Besides recognizing and categorizing objects, the visual system must also keep track of the location of objects to allow us to orient ourselves and to interact with the environment. An influential view of the visual system (Ungerleider and Mishkin, 1982) claims that location information is not contained in the ventral stream. However, later interpretations of the dorsal and ventral stream distinction claimed that there is location information in the ventral stream, though in a different format than in the dorsal stream (Milner and Goodale, 2006, Milner and Goodale, 2008). Also, recent studies showed the encoding of location information in LOC (Schwarzlose et al., 2008, Sayres and Grill-Spector, 2008, Carlson et al., in press, Kravitz et al., 2010).
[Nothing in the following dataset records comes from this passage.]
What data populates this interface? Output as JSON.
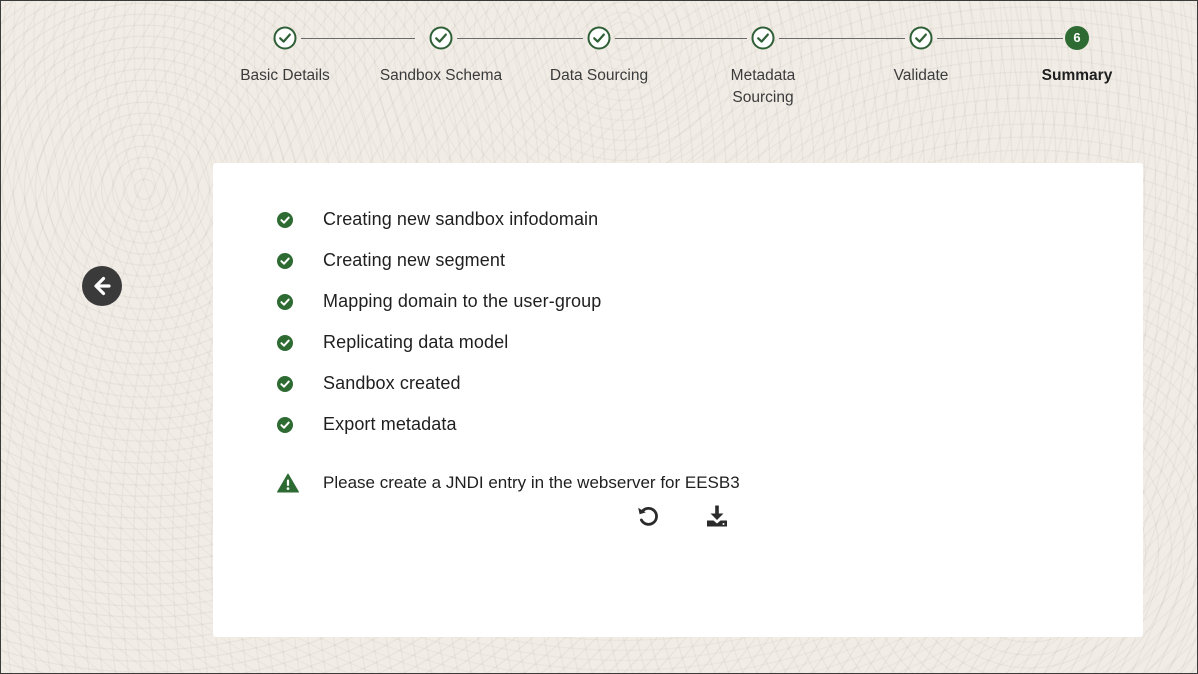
{
  "stepper": {
    "steps": [
      {
        "label": "Basic Details",
        "state": "completed"
      },
      {
        "label": "Sandbox Schema",
        "state": "completed"
      },
      {
        "label": "Data Sourcing",
        "state": "completed"
      },
      {
        "label": "Metadata Sourcing",
        "state": "completed"
      },
      {
        "label": "Validate",
        "state": "completed"
      },
      {
        "label": "Summary",
        "state": "current",
        "number": "6"
      }
    ]
  },
  "back_button": {
    "icon": "arrow-left-icon"
  },
  "summary": {
    "status_items": [
      {
        "text": "Creating new sandbox infodomain",
        "icon": "check-circle-icon"
      },
      {
        "text": "Creating new segment",
        "icon": "check-circle-icon"
      },
      {
        "text": "Mapping domain to the user-group",
        "icon": "check-circle-icon"
      },
      {
        "text": "Replicating data model",
        "icon": "check-circle-icon"
      },
      {
        "text": "Sandbox created",
        "icon": "check-circle-icon"
      },
      {
        "text": "Export metadata",
        "icon": "check-circle-icon"
      }
    ],
    "warning": {
      "text": "Please create a JNDI entry in the webserver for EESB3",
      "icon": "warning-triangle-icon"
    },
    "actions": {
      "refresh_icon": "refresh-icon",
      "download_icon": "download-icon"
    }
  },
  "colors": {
    "success": "#2e6b32",
    "step_check": "#2f5f36",
    "dark_icon": "#2b2b2b",
    "background": "#f1ede6",
    "card": "#ffffff"
  }
}
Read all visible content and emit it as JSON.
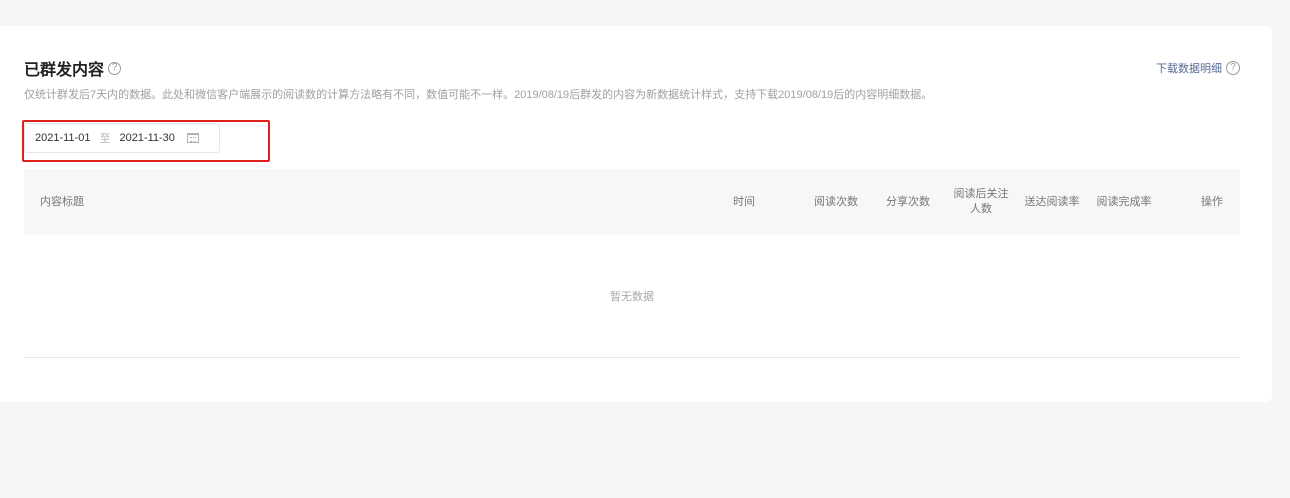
{
  "section": {
    "title": "已群发内容",
    "help_icon": "?",
    "subtitle": "仅统计群发后7天内的数据。此处和微信客户端展示的阅读数的计算方法略有不同，数值可能不一样。2019/08/19后群发的内容为新数据统计样式，支持下载2019/08/19后的内容明细数据。",
    "download_label": "下载数据明细"
  },
  "date_range": {
    "start": "2021-11-01",
    "separator": "至",
    "end": "2021-11-30",
    "icon": "calendar-icon"
  },
  "table": {
    "columns": {
      "title": "内容标题",
      "time": "时间",
      "reads": "阅读次数",
      "shares": "分享次数",
      "follows_line1": "阅读后关注",
      "follows_line2": "人数",
      "delivery_read_rate": "送达阅读率",
      "completion_rate": "阅读完成率",
      "actions": "操作"
    },
    "empty_text": "暂无数据"
  },
  "colors": {
    "highlight": "#e0201c",
    "link": "#576b95"
  }
}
Furthermore, there is retinotopic information at least in parts of LOC (Brewer et al., 2005, Larsson and Heeger, 2006, Sayres and Grill-Spector, 2008), and LOC exhibits an eccentricity bias (Levy et al., 2001, Malach et al., 2002, Hasson et al., 2002). In consequence, the degree of location information in LOC remains under investigation. We therefore investigated whether LOC contains information about the location of objects independent of object identity.

In this study we used high-resolution fMRI and multivoxel pattern classification (Mika et al., 2001, Haxby et al., 2001, Spiridon and Kanwisher, 2002, Cox and Savoy, 2003, Carlson et al., 2003, Kamitani and Tong, 2005, Kamitani and Tong, 2006, Haynes and Rees, 2005, Haynes and Rees, 2006, Norman et al., 2006, Haynes et al., 2007) to estimate two crucial types of information encoded in LOC. We assessed location-tolerant object information and object-tolerant location information using visual stimuli at the level of exemplars within a category.